Kuli bekerja selama 10 jam sehari dengan gaji sangat kecil. Tidak heran banyak kuli mencoba melarikan
diri, melakukan pencurian, dan menyerang mandor yang enggan menaikkan gaji. Kuli yang melarikan diri
dari perkebunan akan dikejar polisi perkebunan dan apabila tertangkap mereka akan dikembalikan ke
perkebunan. Dan hukuman pun menanti mereka, misalnya kerja tanpa dibayar atau perpanjangan
kontrak. Hukuman bagi para kuli seperti digambarkan oleh Van den Brand. “Mereka diseret kuda dengan
tangan terikat, dicambuk dengan daun jelantang kemudian disiram air, digantung, ditusuk bagian bawah
kukunya dengan serpihan bambu, dan untuk kuli perempuan –maaf– digosok kemaluannya dengan
merica halus,” tulisnya dalam De Millioenen uit Deli. Butir-butir hukuman tersebut dikenal dengan poenale
sanctie (sanksi pidana). Semua kuli dianggap menyetujui ordonansi itu meski kebanyakan dari mereka
buta huruf.
Berbagai literarur telah menjelaskan bahwa, pada saat itu pemerintah kolonial dan pihak perkebunan
tidak menganggap buruh dengan status yang paling rendah, diperlakukan seperti budak yang tidak dapat
berpikir, dihukum cambuk jika melakukan kesalahan, bahkan selalu diperlakukan tidak seperti manusia.

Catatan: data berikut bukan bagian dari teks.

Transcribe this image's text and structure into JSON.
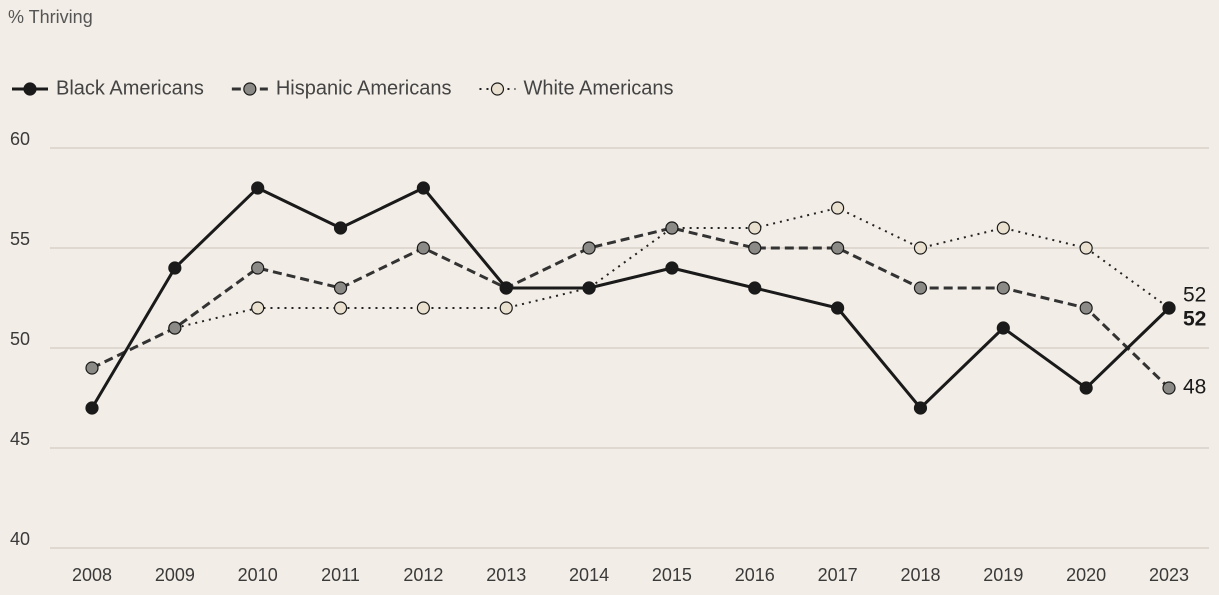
{
  "chart_data": {
    "type": "line",
    "ylabel": "% Thriving",
    "categories": [
      "2008",
      "2009",
      "2010",
      "2011",
      "2012",
      "2013",
      "2014",
      "2015",
      "2016",
      "2017",
      "2018",
      "2019",
      "2020",
      "2023"
    ],
    "series": [
      {
        "name": "Black Americans",
        "color": "#1a1a1a",
        "marker_color": "#1a1a1a",
        "dash": "solid",
        "values": [
          47,
          54,
          58,
          56,
          58,
          53,
          53,
          54,
          53,
          52,
          47,
          51,
          48,
          52
        ]
      },
      {
        "name": "Hispanic Americans",
        "color": "#333333",
        "marker_color": "#8c8a87",
        "dash": "dashed",
        "values": [
          49,
          51,
          54,
          53,
          55,
          53,
          55,
          56,
          55,
          55,
          53,
          53,
          52,
          48
        ]
      },
      {
        "name": "White Americans",
        "color": "#222222",
        "marker_color": "#e9e0d0",
        "dash": "dotted",
        "values": [
          null,
          51,
          52,
          52,
          52,
          52,
          53,
          56,
          56,
          57,
          55,
          56,
          55,
          52
        ]
      }
    ],
    "ylim": [
      40,
      60
    ],
    "yticks": [
      40,
      45,
      50,
      55,
      60
    ],
    "grid": true,
    "legend": "top-left"
  }
}
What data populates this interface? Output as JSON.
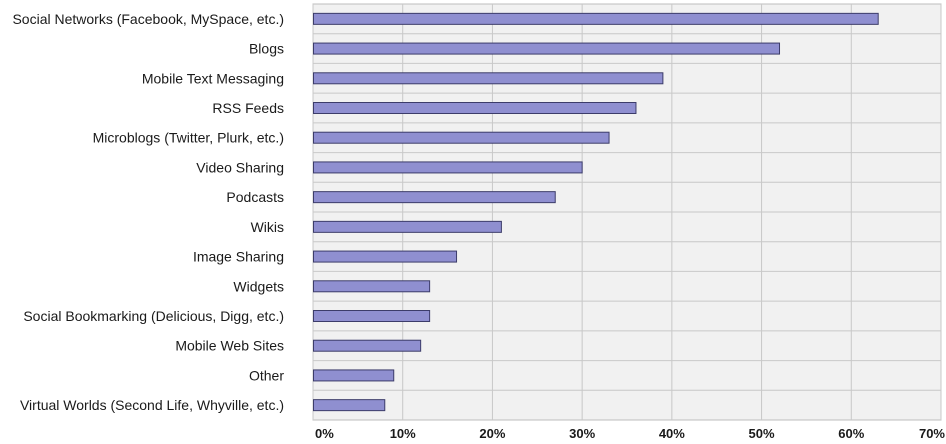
{
  "chart_data": {
    "type": "bar",
    "orientation": "horizontal",
    "categories": [
      "Social Networks (Facebook, MySpace, etc.)",
      "Blogs",
      "Mobile Text Messaging",
      "RSS Feeds",
      "Microblogs (Twitter, Plurk, etc.)",
      "Video Sharing",
      "Podcasts",
      "Wikis",
      "Image Sharing",
      "Widgets",
      "Social Bookmarking (Delicious, Digg, etc.)",
      "Mobile Web Sites",
      "Other",
      "Virtual Worlds (Second Life, Whyville, etc.)"
    ],
    "values": [
      63,
      52,
      39,
      36,
      33,
      30,
      27,
      21,
      16,
      13,
      13,
      12,
      9,
      8
    ],
    "xlim": [
      0,
      70
    ],
    "xticks": [
      0,
      10,
      20,
      30,
      40,
      50,
      60,
      70
    ],
    "xtick_labels": [
      "0%",
      "10%",
      "20%",
      "30%",
      "40%",
      "50%",
      "60%",
      "70%"
    ],
    "grid": true,
    "colors": {
      "bar_fill": "#8f8fd0",
      "bar_stroke": "#3c3c6a",
      "plot_bg": "#f1f1f1",
      "grid": "#c8c8c8"
    }
  }
}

Perkebunan secara penuh mengontrol kehidupan buruh selama 24 jam demi lancarnya aktivitas
perkebunan mereka dan memaksimalkan keuntungan.

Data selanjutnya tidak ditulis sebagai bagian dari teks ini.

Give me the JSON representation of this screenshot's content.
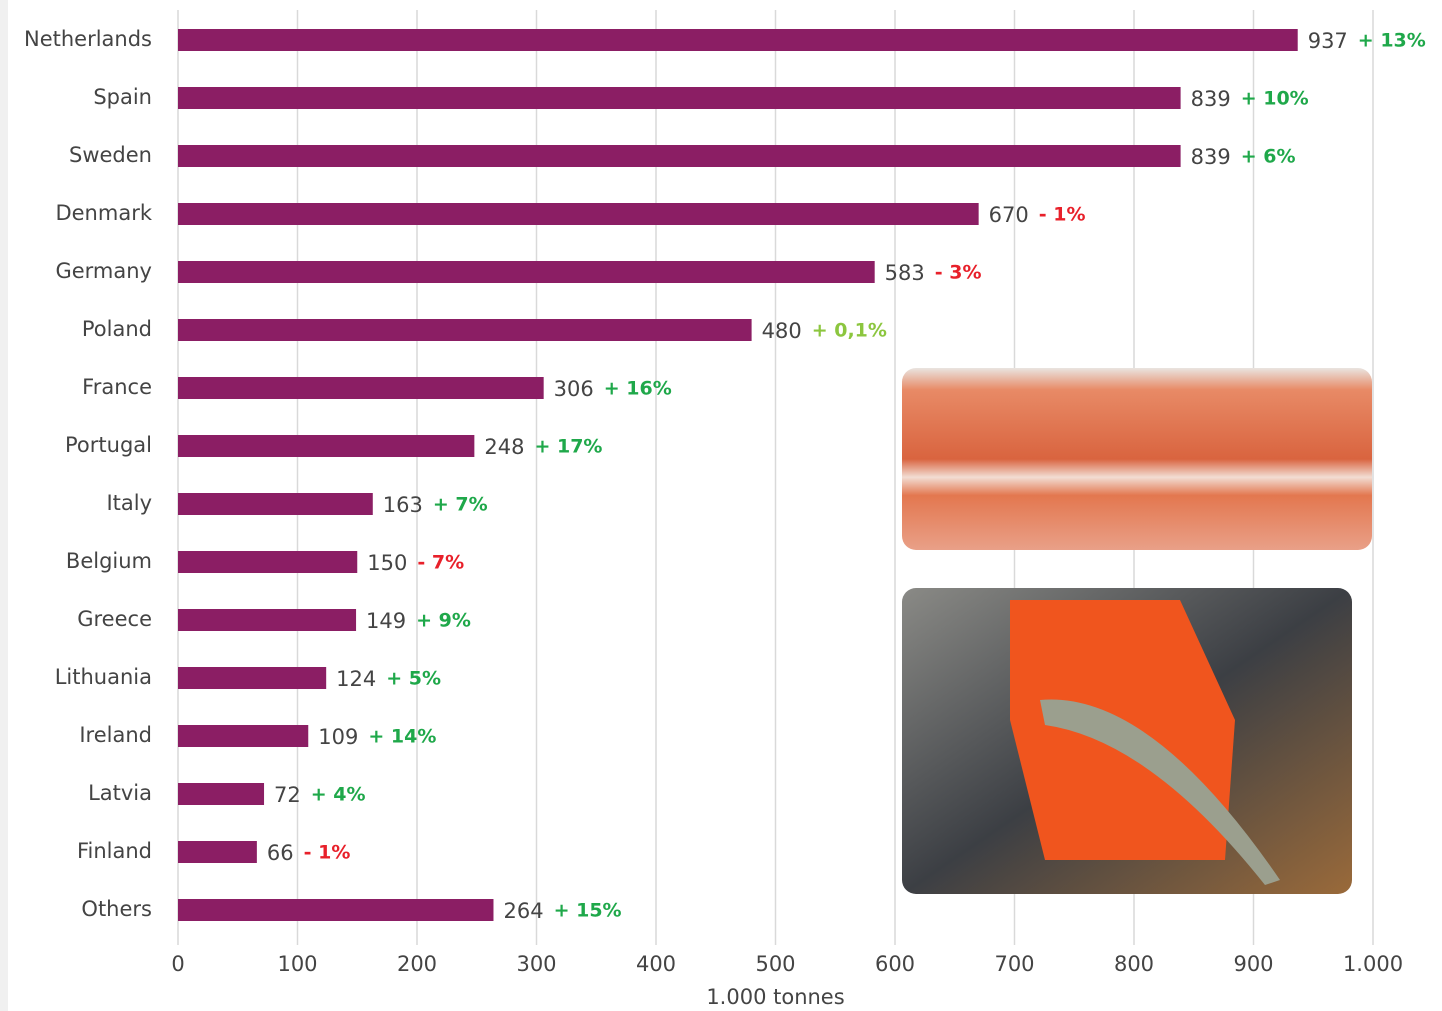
{
  "chart_data": {
    "type": "hbar",
    "categories": [
      "Netherlands",
      "Spain",
      "Sweden",
      "Denmark",
      "Germany",
      "Poland",
      "France",
      "Portugal",
      "Italy",
      "Belgium",
      "Greece",
      "Lithuania",
      "Ireland",
      "Latvia",
      "Finland",
      "Others"
    ],
    "values": [
      937,
      839,
      839,
      670,
      583,
      480,
      306,
      248,
      163,
      150,
      149,
      124,
      109,
      72,
      66,
      264
    ],
    "annotations": [
      "+ 13%",
      "+ 10%",
      "+ 6%",
      "- 1%",
      "- 3%",
      "+ 0,1%",
      "+ 16%",
      "+ 17%",
      "+ 7%",
      "- 7%",
      "+ 9%",
      "+ 5%",
      "+ 14%",
      "+ 4%",
      "- 1%",
      "+ 15%"
    ],
    "annotation_colors": [
      "#1fa84a",
      "#1fa84a",
      "#1fa84a",
      "#e8202a",
      "#e8202a",
      "#8cc63f",
      "#1fa84a",
      "#1fa84a",
      "#1fa84a",
      "#e8202a",
      "#1fa84a",
      "#1fa84a",
      "#1fa84a",
      "#1fa84a",
      "#e8202a",
      "#1fa84a"
    ],
    "color": "#8b1e64",
    "xlabel": "1.000 tonnes",
    "xlim": [
      0,
      1000
    ],
    "xticks": [
      0,
      100,
      200,
      300,
      400,
      500,
      600,
      700,
      800,
      900,
      {
        "value": 1000,
        "label": "1.000"
      }
    ],
    "grid": true
  }
}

Tidak hanya itu, kondisi tersebut lebih-lebih juga dialami buruh perempuan. Ann Stoller dalam
bukunya “Kapitalisme dan Konfrontasi di Sabuk Perkebunan Sumatera 1870-1979” menuliskan bahwa
kuli perempuan didatangkan dari Jawa. Mereka didatangkan dalam kondisi belum menikah. Mereka ditipu
akan dipekerjakan sebagai kuli dengan penghasilan yang cukup tinggi. Tetapi sebenarnya, mereka juga
dipekerjakan sebagai pelacur untuk membuat betah pekerja laki-laki – terutama kuli asal Jawa – untuk
memperpanjang kontraknya. Sebagaimana Breman tuliskan (dalam Menjinakkan Sang Kuli) bahwa
betapa sulit bertahan hidup di perkebunan tanpa kehadiran perempuan.